Neural tube defects (NTD) due to folic acid deficiency have been established with numerous randomized controlled trials. Supplementation, when begun preconception, has been shown to decrease the risk of first incidence of NTDs. These include anencephaly and spina bifida. Anencephaly is the absence of the forebrain and skull vault. Spina bifida is the caudal pole defect. Spina bifida has various clinical manifestations including spina bifida aperta (open), cystica, closed, or spina bifida involving more than one vertebra. It is important to note that NTDs associated with folic acid deficiency are isolated and not associated with syndromes involving NTDs18. Women who have a history of NTDs in the family are at higher risk of having children with NTDs. With that in mind, prevention of the first occurrence of NTDs in a family becomes a matter of utmost importance. Thus, preconception adequate serum folate levels are essential. In addition to NTDs, studies have shown that folic acid supplementation also decreases the likelihood for having a small for gestational age infant19. Congenital heart defects (CHD) are also associated with folic acid deficiency. Studies have shown a reduced risk of CHDs in mothers with adequate multivitamin and folic supplementation20.
NTDs have been shown by multiple studies to be preventable with folic acid supplementation preconception. Thus, all women who are likely to become pregnant should be receiving adequate folic acid through their diet or with supplementation from oral tablets21. The periconception supplementation in this incidence refers to at least one month before conception and two months after conception. As embryogenesis very early on the pregnancy is involved in closure of the neural tube and heart formation, early supplementation is essential. This poses a problem for unplanned pregnancies, as most women would not have started prenatal supplements. This can be countered with flour fortification of folic acid to overcome dietary deficiencies22. Keeping this in mind, an emphasis must be placed on adequate serum folic acid levels in all women likely to become pregnant.

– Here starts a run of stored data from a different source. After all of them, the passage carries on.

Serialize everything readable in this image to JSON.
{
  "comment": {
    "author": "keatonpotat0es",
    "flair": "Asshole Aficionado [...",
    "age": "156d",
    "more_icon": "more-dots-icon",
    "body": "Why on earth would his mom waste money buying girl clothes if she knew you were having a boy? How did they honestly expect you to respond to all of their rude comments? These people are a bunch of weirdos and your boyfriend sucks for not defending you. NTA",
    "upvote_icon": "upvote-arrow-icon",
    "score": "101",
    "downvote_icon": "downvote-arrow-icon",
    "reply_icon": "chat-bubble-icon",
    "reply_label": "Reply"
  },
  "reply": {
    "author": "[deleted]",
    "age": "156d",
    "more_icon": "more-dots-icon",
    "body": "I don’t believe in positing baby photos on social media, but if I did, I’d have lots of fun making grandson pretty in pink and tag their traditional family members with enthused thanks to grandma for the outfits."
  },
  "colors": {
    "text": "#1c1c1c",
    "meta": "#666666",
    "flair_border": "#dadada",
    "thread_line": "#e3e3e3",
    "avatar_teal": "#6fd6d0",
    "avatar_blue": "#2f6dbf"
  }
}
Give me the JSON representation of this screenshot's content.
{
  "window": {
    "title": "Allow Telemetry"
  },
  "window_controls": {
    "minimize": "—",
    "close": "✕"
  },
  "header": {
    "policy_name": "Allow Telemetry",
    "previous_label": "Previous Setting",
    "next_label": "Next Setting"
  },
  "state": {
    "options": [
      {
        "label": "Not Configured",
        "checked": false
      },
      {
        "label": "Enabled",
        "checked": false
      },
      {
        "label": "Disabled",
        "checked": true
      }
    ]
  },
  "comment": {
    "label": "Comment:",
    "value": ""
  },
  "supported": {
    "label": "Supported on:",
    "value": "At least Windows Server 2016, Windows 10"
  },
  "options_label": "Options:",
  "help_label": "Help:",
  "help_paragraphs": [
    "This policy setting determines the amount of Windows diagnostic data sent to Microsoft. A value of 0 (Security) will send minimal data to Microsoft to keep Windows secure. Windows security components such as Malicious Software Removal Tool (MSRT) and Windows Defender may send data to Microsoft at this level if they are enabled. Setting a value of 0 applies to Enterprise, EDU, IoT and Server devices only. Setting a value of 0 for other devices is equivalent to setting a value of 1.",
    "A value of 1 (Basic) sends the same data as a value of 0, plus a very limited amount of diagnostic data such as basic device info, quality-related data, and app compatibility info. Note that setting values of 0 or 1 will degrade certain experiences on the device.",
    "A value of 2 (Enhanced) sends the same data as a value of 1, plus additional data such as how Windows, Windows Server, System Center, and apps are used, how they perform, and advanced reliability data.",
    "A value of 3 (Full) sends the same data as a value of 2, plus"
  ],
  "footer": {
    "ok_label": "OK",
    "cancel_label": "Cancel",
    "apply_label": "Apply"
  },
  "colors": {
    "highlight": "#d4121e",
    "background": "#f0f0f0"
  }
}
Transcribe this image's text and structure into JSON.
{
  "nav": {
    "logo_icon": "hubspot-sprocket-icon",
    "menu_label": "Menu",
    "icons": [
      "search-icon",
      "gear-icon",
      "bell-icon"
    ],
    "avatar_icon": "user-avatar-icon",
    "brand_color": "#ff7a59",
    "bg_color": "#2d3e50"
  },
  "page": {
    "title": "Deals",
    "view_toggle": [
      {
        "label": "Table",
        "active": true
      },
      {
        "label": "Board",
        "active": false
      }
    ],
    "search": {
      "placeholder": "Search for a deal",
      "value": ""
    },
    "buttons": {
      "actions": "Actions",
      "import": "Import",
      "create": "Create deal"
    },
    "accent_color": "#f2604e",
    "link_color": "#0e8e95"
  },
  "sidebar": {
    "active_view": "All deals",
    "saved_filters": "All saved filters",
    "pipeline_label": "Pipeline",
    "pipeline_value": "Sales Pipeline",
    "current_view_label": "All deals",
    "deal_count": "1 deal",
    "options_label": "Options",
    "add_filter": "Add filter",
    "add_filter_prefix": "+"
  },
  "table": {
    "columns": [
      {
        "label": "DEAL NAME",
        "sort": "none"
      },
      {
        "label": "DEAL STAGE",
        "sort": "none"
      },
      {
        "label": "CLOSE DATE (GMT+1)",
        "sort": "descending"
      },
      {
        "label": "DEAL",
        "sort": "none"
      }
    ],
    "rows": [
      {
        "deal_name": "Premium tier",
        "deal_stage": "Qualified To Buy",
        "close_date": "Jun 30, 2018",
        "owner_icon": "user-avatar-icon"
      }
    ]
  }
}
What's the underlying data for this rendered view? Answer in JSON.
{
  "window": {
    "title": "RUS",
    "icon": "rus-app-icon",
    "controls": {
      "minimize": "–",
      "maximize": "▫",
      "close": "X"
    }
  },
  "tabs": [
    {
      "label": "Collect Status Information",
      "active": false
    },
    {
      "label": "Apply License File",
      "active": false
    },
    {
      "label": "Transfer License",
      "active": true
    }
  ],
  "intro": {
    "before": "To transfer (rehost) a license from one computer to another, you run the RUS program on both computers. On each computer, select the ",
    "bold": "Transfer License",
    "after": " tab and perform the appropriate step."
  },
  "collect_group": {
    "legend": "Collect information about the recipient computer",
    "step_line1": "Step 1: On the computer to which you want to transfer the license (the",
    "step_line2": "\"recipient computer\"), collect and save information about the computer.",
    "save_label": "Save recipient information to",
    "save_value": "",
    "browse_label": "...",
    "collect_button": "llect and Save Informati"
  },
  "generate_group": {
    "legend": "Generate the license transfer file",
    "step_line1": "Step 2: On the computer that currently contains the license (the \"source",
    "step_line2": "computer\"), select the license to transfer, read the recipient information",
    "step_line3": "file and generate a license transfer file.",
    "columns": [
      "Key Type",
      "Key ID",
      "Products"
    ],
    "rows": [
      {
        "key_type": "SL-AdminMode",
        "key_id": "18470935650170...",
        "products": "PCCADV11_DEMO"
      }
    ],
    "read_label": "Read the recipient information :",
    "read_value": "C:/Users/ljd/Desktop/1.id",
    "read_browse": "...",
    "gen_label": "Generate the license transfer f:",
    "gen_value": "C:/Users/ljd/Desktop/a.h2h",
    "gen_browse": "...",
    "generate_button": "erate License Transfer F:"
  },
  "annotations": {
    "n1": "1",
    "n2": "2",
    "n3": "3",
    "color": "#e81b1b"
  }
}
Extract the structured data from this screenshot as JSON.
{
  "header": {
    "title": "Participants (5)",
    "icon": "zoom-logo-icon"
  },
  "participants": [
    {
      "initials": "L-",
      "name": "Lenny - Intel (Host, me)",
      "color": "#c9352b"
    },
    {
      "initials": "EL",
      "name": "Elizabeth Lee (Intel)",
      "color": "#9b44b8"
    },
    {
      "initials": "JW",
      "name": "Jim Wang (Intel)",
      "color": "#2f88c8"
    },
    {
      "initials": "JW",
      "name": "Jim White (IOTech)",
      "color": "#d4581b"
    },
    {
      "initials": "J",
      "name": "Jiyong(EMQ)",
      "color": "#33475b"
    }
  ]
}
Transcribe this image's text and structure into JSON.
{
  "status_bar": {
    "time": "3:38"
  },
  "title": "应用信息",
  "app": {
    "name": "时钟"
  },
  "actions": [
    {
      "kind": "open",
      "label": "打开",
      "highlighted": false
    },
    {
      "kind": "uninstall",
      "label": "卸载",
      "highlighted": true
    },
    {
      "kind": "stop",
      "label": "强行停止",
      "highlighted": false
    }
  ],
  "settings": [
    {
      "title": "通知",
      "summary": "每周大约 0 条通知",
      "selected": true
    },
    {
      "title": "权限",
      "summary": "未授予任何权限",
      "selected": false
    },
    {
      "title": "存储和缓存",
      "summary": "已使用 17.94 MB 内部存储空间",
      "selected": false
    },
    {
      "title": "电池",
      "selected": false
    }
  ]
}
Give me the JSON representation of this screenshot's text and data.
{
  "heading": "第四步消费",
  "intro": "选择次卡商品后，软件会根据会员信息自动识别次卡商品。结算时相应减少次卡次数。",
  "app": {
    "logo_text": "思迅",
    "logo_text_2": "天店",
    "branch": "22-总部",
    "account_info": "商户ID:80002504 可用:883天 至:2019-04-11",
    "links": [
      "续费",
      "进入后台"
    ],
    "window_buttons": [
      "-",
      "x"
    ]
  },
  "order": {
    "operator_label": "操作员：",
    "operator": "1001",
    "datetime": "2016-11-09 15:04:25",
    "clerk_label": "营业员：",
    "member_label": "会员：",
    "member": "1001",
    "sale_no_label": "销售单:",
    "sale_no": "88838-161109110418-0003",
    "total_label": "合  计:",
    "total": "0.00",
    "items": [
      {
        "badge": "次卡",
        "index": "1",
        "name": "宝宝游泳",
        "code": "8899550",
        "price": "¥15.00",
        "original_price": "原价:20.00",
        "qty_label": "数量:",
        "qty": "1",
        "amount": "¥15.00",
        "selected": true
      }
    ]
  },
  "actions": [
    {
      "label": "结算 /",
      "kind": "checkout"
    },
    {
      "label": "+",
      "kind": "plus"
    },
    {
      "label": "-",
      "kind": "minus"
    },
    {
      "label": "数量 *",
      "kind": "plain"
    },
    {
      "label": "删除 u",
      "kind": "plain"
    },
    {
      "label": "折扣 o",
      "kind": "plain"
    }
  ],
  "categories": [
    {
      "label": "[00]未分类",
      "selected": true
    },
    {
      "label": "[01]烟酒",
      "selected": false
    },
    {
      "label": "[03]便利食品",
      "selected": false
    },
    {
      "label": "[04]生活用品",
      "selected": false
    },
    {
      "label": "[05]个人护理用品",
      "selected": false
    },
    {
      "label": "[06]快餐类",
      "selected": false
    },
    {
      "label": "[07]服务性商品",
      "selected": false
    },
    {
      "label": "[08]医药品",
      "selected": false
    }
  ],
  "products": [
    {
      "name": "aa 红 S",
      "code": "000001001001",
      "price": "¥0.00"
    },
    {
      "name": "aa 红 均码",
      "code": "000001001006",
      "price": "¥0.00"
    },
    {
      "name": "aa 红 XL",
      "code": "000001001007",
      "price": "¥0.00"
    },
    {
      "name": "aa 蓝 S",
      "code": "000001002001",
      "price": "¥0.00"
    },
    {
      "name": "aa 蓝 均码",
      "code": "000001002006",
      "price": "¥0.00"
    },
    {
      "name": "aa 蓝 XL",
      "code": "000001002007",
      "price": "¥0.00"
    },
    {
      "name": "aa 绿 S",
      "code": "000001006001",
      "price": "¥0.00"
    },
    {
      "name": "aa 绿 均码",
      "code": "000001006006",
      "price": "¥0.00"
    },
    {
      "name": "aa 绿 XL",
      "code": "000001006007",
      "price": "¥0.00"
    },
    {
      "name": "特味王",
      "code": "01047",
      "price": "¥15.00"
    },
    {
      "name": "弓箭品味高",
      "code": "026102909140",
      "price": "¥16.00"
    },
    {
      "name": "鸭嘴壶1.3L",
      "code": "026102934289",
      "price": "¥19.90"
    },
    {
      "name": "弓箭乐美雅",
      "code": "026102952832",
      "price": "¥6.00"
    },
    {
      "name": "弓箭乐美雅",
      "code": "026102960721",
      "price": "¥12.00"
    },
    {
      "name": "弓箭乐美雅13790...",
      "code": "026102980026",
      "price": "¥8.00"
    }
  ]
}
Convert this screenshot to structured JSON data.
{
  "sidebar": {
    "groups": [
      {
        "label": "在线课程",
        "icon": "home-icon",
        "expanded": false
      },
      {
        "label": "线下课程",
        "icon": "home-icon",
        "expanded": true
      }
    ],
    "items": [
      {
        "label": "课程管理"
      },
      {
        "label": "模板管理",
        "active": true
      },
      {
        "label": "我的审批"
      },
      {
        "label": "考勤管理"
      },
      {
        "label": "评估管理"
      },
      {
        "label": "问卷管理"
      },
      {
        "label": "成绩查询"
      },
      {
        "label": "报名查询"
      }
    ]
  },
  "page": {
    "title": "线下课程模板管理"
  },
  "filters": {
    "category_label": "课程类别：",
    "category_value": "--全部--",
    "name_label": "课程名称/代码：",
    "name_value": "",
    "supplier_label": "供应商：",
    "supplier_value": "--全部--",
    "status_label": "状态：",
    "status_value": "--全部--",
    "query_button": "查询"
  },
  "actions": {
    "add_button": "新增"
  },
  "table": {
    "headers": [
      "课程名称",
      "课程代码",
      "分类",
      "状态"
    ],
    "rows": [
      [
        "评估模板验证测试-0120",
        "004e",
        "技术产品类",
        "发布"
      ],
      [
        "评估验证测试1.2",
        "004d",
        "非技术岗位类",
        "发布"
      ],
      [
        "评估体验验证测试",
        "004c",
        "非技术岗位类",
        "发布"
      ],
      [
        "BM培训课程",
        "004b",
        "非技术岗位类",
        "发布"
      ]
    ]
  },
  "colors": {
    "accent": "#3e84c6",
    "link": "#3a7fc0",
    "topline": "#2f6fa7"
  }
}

Folic acid is not only deserving of attention from the medical community due to its essential functions in the body, but it also requires focus due to its preventive abilities. If NTDs and CHDs can be significantly reduced, then more effort should be made for public education of benefit and requirements of folic acid. All reproductive aged women should receive awareness on importance of multi vitamins and folic acid preconception. As Benjamin Franklin said, “An ounce of prevention is better than a pound of care.”